Soon after, I found another odd book lying in a park, a hardcover volume of Reader's Digest Condensed. A square-shaped recess had been carved out of the inner pages, as if to serve as a secret chamber. One of the stories collected in this volume was entitled, “Cannibals of the Heart”. Again, so strangely poetic. I was inspired to become increasingly vigilant on my runs, the scope of my seeking widened to include a blonde wig, a class ring, a used home pregnancy kit…objects charged with narrative. For every lost bit of jewelry or smashed mobile phone, there were a dozen dismembered action figures and shattered pairs of sunglasses.
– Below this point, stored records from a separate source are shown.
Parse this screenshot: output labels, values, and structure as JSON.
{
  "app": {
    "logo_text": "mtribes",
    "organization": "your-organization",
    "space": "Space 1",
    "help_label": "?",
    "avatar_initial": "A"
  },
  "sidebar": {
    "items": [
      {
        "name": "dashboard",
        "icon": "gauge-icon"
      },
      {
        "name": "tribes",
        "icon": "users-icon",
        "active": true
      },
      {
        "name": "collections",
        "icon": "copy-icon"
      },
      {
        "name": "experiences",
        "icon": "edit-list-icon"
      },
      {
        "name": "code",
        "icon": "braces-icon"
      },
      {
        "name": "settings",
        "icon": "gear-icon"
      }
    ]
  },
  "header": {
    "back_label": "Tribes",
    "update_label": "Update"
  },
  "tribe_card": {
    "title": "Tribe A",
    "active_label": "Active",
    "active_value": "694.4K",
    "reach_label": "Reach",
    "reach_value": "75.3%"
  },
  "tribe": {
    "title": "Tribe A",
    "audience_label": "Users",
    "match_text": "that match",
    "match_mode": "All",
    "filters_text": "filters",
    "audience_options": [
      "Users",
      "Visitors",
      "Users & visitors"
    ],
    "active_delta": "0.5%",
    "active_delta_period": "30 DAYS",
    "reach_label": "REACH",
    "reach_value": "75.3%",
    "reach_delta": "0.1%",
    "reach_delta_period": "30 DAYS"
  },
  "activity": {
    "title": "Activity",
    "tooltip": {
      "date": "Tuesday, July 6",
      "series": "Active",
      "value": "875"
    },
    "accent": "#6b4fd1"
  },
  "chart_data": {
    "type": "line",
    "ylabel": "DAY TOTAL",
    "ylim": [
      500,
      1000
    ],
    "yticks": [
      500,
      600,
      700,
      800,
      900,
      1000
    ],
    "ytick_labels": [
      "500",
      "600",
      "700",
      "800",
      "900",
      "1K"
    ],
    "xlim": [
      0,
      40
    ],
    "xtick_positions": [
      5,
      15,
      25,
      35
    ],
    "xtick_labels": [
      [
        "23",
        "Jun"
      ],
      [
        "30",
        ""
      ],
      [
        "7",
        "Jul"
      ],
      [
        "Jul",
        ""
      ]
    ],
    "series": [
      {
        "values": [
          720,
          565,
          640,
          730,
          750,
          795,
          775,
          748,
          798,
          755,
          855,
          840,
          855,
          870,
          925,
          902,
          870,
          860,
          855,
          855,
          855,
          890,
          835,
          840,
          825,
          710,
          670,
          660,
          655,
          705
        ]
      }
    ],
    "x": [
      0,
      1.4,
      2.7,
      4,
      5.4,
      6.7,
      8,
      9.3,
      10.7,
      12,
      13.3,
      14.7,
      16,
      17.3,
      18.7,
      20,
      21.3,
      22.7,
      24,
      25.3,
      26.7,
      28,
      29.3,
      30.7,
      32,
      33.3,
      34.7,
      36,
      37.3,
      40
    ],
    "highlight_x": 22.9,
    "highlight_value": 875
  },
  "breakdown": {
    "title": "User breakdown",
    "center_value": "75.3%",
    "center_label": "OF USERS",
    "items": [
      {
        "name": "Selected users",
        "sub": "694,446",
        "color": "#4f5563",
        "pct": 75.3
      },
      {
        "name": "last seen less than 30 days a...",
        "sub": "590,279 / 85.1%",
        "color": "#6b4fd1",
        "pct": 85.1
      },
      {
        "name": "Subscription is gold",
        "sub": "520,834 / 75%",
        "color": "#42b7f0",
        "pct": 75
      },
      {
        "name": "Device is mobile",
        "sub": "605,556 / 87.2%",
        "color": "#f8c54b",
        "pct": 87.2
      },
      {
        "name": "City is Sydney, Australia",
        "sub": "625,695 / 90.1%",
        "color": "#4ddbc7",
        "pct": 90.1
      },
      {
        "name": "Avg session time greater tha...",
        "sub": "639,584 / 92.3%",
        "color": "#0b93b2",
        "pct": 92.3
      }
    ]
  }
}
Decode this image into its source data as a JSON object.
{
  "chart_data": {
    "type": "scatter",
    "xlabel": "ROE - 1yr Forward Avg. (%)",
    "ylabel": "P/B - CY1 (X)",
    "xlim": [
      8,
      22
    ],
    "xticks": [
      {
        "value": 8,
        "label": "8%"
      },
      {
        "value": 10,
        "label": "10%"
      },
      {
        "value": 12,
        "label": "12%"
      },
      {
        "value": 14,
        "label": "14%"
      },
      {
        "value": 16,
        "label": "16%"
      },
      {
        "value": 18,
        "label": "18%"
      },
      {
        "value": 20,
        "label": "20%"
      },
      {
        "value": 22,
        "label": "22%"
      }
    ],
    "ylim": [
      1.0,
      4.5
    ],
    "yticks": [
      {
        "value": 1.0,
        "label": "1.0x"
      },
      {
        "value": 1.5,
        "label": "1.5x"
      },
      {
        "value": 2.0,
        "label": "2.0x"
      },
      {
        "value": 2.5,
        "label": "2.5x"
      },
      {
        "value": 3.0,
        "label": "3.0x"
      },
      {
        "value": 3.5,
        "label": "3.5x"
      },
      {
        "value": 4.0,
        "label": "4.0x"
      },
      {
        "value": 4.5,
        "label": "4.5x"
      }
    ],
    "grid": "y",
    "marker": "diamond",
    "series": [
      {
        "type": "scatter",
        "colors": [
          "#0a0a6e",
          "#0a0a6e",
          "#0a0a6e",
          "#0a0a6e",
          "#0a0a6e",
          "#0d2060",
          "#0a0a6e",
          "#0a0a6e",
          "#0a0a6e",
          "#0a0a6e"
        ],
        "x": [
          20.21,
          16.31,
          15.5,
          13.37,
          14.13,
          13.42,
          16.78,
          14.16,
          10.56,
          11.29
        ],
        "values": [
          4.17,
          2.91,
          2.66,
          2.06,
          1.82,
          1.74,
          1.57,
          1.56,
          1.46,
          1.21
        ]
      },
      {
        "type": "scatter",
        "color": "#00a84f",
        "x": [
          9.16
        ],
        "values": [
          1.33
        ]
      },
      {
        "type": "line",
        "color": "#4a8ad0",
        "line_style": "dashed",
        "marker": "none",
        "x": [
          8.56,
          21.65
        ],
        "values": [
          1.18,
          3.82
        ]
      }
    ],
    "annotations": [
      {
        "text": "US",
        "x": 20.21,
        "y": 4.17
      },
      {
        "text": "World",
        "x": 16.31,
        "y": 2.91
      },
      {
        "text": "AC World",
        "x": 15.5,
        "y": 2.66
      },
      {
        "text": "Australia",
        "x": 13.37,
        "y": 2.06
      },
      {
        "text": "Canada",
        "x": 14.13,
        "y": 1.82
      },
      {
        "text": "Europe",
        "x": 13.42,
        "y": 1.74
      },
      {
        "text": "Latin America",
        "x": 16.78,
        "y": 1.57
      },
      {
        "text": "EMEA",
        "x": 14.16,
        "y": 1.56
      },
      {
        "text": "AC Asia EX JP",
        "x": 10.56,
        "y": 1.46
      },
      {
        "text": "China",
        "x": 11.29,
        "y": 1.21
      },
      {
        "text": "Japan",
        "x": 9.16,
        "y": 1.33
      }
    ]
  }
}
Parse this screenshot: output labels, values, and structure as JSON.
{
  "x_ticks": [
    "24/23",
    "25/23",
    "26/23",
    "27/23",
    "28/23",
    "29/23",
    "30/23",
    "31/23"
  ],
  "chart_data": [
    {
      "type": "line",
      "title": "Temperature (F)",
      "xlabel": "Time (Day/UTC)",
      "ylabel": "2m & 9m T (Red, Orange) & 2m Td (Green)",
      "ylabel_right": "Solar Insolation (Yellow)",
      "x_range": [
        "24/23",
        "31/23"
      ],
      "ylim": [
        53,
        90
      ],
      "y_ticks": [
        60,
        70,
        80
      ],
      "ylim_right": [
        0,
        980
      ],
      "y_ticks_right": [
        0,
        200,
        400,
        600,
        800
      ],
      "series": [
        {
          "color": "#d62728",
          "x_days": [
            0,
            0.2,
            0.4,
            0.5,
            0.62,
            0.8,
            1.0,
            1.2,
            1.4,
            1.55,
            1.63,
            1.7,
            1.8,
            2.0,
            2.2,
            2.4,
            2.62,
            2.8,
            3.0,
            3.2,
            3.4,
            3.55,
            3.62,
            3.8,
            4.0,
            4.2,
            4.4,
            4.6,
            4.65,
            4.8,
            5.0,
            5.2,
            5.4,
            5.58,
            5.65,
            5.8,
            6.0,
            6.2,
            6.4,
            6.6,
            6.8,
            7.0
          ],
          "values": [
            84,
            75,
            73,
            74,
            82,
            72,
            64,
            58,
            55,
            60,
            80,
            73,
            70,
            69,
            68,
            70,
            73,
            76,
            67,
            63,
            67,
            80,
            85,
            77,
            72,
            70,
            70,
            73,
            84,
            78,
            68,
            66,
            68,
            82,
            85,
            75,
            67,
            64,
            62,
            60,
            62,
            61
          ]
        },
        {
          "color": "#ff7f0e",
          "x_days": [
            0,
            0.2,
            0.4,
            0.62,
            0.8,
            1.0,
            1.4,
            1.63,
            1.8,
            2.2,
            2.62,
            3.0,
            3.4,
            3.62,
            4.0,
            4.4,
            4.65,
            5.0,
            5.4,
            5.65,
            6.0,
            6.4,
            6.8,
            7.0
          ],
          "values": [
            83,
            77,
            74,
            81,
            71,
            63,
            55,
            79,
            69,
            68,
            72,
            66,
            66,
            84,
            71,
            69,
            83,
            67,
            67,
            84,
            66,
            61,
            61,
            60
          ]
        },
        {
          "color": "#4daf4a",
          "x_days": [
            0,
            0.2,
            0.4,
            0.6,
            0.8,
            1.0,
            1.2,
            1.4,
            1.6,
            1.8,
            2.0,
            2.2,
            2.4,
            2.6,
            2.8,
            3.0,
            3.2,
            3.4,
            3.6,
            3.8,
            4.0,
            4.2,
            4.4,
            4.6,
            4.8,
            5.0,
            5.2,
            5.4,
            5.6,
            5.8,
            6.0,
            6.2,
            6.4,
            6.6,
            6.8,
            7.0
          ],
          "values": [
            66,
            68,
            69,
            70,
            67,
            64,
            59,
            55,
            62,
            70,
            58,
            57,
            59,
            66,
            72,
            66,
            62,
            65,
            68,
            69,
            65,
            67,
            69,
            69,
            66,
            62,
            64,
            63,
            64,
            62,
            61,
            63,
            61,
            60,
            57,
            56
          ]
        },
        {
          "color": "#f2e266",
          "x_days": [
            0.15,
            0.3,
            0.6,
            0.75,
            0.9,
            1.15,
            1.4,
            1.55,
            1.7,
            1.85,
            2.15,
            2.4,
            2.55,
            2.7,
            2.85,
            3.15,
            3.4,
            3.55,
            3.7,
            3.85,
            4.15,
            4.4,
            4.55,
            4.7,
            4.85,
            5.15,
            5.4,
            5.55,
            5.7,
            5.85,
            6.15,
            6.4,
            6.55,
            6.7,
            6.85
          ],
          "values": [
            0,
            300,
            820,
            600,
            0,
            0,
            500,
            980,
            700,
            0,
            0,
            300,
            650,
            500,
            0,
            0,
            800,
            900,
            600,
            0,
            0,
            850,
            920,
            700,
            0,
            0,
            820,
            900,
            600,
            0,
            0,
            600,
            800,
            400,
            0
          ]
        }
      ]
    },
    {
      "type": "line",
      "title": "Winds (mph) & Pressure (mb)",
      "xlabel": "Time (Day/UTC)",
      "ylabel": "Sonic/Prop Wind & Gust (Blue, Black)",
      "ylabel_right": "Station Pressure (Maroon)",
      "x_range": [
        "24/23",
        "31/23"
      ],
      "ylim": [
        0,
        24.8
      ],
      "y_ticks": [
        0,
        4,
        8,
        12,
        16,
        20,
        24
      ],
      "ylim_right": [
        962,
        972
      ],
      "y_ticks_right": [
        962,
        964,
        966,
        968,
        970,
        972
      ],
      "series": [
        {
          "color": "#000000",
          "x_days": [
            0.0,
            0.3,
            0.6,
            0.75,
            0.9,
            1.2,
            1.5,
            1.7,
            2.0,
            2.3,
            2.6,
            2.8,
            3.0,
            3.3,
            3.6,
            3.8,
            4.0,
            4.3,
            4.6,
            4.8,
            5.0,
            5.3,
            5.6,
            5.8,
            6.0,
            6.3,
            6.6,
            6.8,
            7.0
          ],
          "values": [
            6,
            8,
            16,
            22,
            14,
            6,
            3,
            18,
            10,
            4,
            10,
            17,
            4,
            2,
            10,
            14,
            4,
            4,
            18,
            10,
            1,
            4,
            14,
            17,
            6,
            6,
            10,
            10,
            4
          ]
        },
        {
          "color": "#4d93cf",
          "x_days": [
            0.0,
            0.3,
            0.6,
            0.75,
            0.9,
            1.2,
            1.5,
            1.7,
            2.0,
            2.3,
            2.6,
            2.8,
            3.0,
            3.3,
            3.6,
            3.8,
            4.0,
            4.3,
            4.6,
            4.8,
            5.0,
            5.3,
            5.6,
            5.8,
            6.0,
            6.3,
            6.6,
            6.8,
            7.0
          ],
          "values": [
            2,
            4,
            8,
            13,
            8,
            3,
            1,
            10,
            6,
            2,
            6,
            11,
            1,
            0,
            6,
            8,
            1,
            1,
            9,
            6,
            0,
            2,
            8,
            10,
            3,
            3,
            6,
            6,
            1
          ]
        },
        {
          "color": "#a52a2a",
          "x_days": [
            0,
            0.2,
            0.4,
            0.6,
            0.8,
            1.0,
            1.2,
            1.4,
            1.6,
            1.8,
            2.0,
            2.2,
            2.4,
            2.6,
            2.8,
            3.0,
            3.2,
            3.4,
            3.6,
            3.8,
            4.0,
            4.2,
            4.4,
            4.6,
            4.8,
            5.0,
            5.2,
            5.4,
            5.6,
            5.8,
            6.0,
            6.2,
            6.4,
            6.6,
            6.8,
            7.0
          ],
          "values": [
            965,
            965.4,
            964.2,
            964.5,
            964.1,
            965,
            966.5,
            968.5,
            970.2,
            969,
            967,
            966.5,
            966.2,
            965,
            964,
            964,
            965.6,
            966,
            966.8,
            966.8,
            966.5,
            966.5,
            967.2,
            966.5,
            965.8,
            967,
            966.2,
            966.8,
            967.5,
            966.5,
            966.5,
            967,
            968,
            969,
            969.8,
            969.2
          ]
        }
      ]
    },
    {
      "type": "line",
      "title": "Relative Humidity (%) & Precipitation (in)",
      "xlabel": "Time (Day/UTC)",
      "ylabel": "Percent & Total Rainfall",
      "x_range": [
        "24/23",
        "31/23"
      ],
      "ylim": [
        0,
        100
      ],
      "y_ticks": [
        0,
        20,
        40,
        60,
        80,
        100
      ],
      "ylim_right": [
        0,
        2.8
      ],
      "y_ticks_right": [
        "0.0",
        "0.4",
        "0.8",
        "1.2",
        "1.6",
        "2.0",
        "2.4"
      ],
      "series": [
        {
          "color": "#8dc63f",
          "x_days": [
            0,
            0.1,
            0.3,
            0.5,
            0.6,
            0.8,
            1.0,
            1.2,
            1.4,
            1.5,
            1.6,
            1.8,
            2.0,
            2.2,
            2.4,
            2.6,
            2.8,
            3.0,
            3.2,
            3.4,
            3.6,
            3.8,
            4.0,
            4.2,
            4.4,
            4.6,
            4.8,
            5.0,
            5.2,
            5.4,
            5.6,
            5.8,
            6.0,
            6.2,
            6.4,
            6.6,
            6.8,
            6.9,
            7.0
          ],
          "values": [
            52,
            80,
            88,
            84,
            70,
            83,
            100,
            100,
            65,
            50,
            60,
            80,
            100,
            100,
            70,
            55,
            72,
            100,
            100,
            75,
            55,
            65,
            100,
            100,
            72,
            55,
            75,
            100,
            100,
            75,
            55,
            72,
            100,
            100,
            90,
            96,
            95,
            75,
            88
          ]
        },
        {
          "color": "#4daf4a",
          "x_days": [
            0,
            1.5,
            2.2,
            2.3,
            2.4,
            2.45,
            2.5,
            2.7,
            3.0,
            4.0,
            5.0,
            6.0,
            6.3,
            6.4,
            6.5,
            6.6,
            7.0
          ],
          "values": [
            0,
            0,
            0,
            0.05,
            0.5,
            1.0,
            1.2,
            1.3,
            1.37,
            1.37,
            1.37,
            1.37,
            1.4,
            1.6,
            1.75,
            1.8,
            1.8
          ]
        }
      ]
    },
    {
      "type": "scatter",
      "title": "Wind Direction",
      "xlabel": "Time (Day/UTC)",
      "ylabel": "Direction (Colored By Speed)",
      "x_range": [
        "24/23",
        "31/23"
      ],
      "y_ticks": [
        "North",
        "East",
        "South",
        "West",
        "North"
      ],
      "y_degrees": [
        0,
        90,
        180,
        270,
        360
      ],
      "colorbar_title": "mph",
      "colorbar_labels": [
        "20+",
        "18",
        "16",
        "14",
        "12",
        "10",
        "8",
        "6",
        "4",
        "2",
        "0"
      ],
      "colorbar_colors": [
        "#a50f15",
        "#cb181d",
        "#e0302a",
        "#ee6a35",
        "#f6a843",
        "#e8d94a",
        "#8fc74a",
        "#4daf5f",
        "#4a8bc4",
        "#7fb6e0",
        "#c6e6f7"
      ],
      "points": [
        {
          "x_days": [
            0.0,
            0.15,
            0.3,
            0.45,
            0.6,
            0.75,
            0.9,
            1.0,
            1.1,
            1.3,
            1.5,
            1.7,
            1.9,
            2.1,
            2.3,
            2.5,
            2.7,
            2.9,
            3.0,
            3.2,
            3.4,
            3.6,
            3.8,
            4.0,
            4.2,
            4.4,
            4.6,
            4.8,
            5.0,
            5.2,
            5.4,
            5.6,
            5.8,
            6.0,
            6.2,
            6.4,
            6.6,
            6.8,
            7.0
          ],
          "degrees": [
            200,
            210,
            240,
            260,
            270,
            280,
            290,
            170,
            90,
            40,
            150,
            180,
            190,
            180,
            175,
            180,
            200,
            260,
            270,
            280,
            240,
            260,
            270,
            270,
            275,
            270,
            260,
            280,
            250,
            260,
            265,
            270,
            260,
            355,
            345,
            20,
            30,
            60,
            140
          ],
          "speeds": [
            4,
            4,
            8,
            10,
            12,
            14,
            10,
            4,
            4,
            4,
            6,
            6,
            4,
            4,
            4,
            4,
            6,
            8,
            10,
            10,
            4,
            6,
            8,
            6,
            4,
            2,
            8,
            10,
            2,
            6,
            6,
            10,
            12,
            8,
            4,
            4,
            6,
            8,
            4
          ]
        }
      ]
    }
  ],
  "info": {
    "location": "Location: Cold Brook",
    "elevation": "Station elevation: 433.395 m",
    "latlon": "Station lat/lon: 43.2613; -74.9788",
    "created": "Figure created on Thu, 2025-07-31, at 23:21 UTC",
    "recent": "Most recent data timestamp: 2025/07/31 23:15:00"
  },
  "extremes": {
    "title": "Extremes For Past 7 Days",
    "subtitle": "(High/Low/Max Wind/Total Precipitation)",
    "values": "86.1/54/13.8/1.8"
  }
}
Soon I began to recognize patterns, or sub-groups forming within my larger collection: toy figures and weapons, hair accessories, car fragments, small electronics, pacifiers and pill bottles. As these smaller collections grew, “finding” became a highly compelling activity for me. To borrow a phrase from the renowned American artist/educator Buzz Spector, I aspired to become a “skilled noticer”, expanding my archive while simultaneously extracting meaning - sometimes metaphorical, sometimes anthropological - from all that I found. These are the objects that reflect attitudes toward our physical environment, trends in our consumption, and the values of our culture.